Mengabdi menjadi peserta Sarjana Mengajar di Daerah Terdepan Terluar dan Tertinggal (SM3T) memang harus dibekali dengan mental yang kuat. Karena tak hanya jauh dari fasilitas hidup sehari-hari, mereka juga harus siap untuk tak bertatap muka dengan keluarga dan orang terkasihnya selama satu tahun.

Salah satunya dirasakan peserta SM3T yang dikirim melalui Universitas Negeri Malang (UM), Mohammad Faisal. Sepanjang satu tahun, ia hidup bersama keluarga barunya di Distict Aboy Kabupaten Pegunungan Bintang, Papua.menuju kota yang sulit dan tidak adanya signal untuk seluler membuatnya sangat susah berhubungan dengan keluarganya. Ketika mengabdi, dia hanya berhasil satu kali mengirim surat kepada orangtua dan sekali saja mendengar suara ibunya melalui saluran radio.

“Jadi saya selalu menghubungi teman yang ada signalnya menggunakan radio untuk menelvon keluarga saya. Setelah tersambung, suara ibu saya ditempelkan ke mike radio agar terdengar. Tapi karena signalnya juga kurang baik, hasilnya selama satu tahun saya hanya bisa mendengar satu kali suara ibu saya, waktu itu jelang hari raya Idul Fitri,” ceritanya.

Meski begitu, ia tak sedikitpun merasa kecewa. Bahkan ia selalu merasa terhibur dengan semangat para muridnya. Di sana, ia pun belajar banyak terkait budaya dan kebiasaan masyarakat Papua yang selalu mengedepankan gotong royong.

Lucunya, ia bahkan sempat menulis puluhan lembar surat untuk kekasihnya. Namun sayang, surat yang ia tulis selama beberapa hari itu tak sampai pada pujaan hati. Karena ketika itu ia lupa menaruh suratnya.

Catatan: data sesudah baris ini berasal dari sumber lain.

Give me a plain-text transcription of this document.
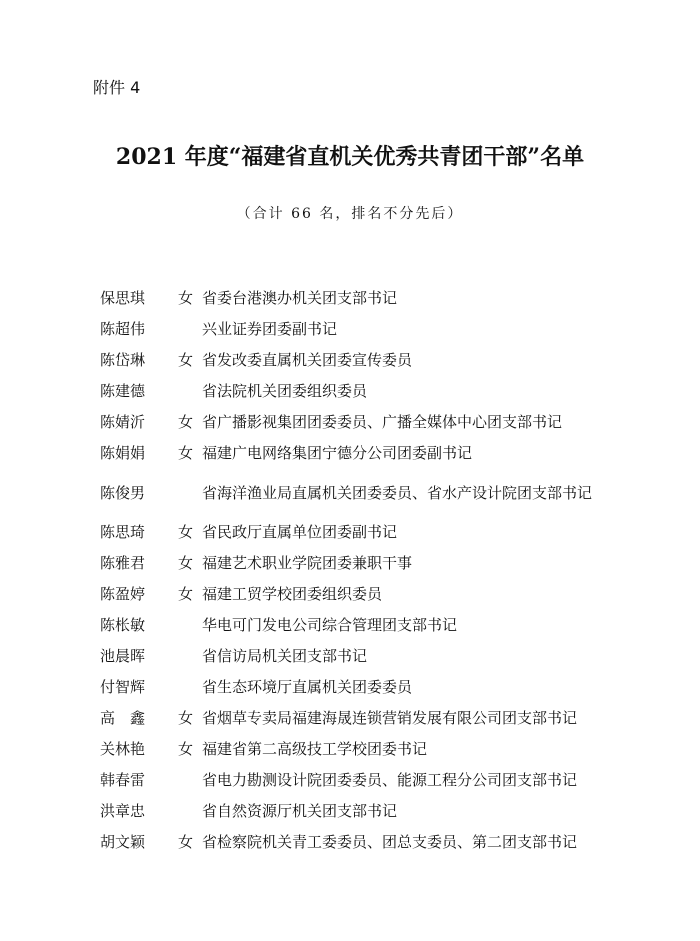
附件 4
2021 年度“福建省直机关优秀共青团干部”名单
（合计 66 名，排名不分先后）
保思琪	女 省委台港澳办机关团支部书记
陈超伟	兴业证券团委副书记
陈岱琳	女 省发改委直属机关团委宣传委员
陈建德	省法院机关团委组织委员
陈婧沂	女 省广播影视集团团委委员、广播全媒体中心团支部书记
陈娟娟	女 福建广电网络集团宁德分公司团委副书记
陈俊男	省海洋渔业局直属机关团委委员、省水产设计院团支部书记
陈思琦	女 省民政厅直属单位团委副书记
陈雅君	女 福建艺术职业学院团委兼职干事
陈盈婷	女 福建工贸学校团委组织委员
陈枨敏	华电可门发电公司综合管理团支部书记
池晨晖	省信访局机关团支部书记
付智辉	省生态环境厅直属机关团委委员
高　鑫	女 省烟草专卖局福建海晟连锁营销发展有限公司团支部书记
关林艳	女 福建省第二高级技工学校团委书记
韩春雷	省电力勘测设计院团委委员、能源工程分公司团支部书记
洪章忠	省自然资源厅机关团支部书记
胡文颖	女 省检察院机关青工委委员、团总支委员、第二团支部书记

“Dan lucunya lagi, surat itu ditemukan angkatan saya selanjutnya dan dibaca deh itu suratnya,” kenangnya malu.

Tak hanya itu, ia bahkan pernah dua kali tenggelam dan hampir meregang nyawa. Karena dia tidak memiliki kemampuan berenang yang baik. Pengalaman pertamanya yang hampir tenggelam waktu itu karena ia diajak bermain disungai oleh para muridnya.

Ketika itu ia berfikir airnya tidak terlalu dalam karena tampak begitu bersih. Dengan santi ia berjalan ke tengah dan ternyata dalam, sontak ia langsung tenggelam. Beruntung, muridnya langsung menolong.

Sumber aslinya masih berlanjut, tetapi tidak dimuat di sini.